“Ricky e il pallone: un giocatore generoso, il calcio era il suo mondo. E quell’incontro a Dublino…”
Andrea Foresti, storico allenatore della Gavarnese, ricorda Riccardo Claris: “L’ho avuto per tre stagioni in prima squadra, ricordo il rispetto che aveva per lo sport e per i compagni. Ci siamo visti il giorno della finale di Europa League”
Nembro.Andrea Foresti è l’anima della Gavarnese. Da oltre vent’anni guida la squadra di calcio di Gavarno, frazione di Nembro, e tra il 2017 e il 2020 è stato l’allenatore anche di RiccardoClaris, un ragazzo con cui aveva creato un rapporto speciale, nel segno di quel pallone che li univa, dalla provincia fino a Dublino.
“L’ho avuto per tre stagioni in prima squadra con me. È stato uno di quei ragazzi che ha rappresentato la nostra filosofia nel migliore dei modi” ricorda il ‘mister’, come Riccardo era abituato ad apostrofarlo, anche dopo la sua partenza per andare al Torre De’ Roveri nel 2020. “Lo avevamo preso dallo Scanzo, inizialmente per fare la Juniores.
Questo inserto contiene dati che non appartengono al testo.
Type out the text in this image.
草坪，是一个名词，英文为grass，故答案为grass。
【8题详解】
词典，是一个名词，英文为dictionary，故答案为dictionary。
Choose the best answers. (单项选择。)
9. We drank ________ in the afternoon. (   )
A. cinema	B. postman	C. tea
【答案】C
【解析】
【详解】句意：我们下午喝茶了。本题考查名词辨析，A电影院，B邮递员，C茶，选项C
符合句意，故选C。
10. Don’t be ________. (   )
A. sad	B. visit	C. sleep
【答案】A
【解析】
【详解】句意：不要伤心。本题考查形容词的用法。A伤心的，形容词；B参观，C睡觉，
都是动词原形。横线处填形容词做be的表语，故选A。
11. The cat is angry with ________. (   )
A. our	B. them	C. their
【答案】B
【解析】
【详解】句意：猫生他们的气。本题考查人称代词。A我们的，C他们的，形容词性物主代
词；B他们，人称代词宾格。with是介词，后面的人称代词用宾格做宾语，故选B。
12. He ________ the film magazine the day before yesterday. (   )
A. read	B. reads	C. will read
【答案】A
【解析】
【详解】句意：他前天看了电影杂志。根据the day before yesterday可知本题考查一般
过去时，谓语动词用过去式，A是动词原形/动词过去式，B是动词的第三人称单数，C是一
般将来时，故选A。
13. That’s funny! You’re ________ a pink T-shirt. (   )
Non aveva neanche la patente quando è arrivato. Poi dopo tre mesi lo abbiamo spostato in prima squadra”. Un premio? “No, se l’era guadagnato, perché si era dato da fare. Abbiamo visto che aveva qualcosa in più degli altri. Era un mancino, ma si faceva notare per le sue qualità fisiche. Non mollava mai, era un ragazzo che correva sempre fino al 90’, macinava chilometri. Era un generoso. Si è guadagnato tutto così. Si adattava spesso anche a fare cose che non erano nelle sue corde”.

Riccardo Claris nella memoria di Foresti era un ragazzo che “dava l’esempio e veniva anche ‘usato’ come esempio positivo”, spiega, “visto che con lo Scanzo c’è sempre stato uno ‘scambio’ costante di giocatori. Lo avevamo preso gratis, ricordo che il loro presidente dopo averlo visto giocare e segnare nel suo primo anno in Promozione mi disse ‘non ve li diamo più gratis, poi diventano forti come Claris’. E ancora ai suoi giocatori: ’Guardate Riccardo, qua non giocava mai, e ora sta andando a giocare bene in promozione’”.
Un giocatore a disposizione della squadra, ma anche un giovane in uno spogliatoio composto per la maggior parte da calciatori più grandi di lui: “Era il piccolo in uno spogliatoio di adulti: anche per questo non lo sentivo parlare così spesso. Sono dettagli a cui gli allenatori fanno caso, specialmente quando si parla di giovani. Cerchiamo sempre di dare un’attenzione in più, perché probabilmente ne hanno bisogno”. Ricky, come lo chiama affettuosamente Foresti, “si era calato davvero bene nella parte. Andava d’accordo con tutti. Gli bastava giocare ed era felice. Il suo mondo girava intorno ad un pallone”.
L’ultimo incontro è stato un anno fa, a Dublino, in quel 22 maggio 2024 che nessun atalantino può dimenticare. “Me lo ricordo benissimo. Ho trascorso tutta la mattinata in centro città dopo essere sbarcato in Irlanda, nel pomeriggio rientro in fan zone per prendere parte al corteo verso lo stadio… E me lo ritrovo lì, uno dei primi incontri di quella giornata incredibile. È stato lui a chiamarmi e a riconoscermi: mi ha raccontato che era arrivato dal Lussemburgo, dove si trovava per gli studi. Poi ci siamo salutati, siamo partiti verso lo stadio. E tra l’altro ci eravamo sentiti pochi mesi prima, mentre era all’estero”.

Un legame che si è consolidato con gli incontri negli stadi: “Quando riuscivamo ad esserci sia io che lui, visto che entrambi eravamo impegnati con le nostre squadre” ricorda l’allenatore, “ma spesso ci trovavamo insieme. Era questo che ci teneva in comunicazione noi: il calcio. Anche quando è andato via dalla Gavarnese, questa cosa non è cambiata: ci siamo sempre sentiti vicini. Ed è sempre stato bello parlare con lui di pallone. Era una cosa bella. Anche se ero sempre io a chiedergli dell’Atalanta: lui non sempre si esponeva”.
“Era molto discreto, un ragazzo che sapeva stare al suo posto, rispettoso delle regole dello spogliatoio e dello sport: magari a volte anche troppo. Non sgarrava mai, non aveva mai fretta di bruciare le tappe” conclude mister Foresti. “Non riesco a immaginare un Ricky diverso rispetto a quello che avevo conosciuto in quei tre bellissimi anni”.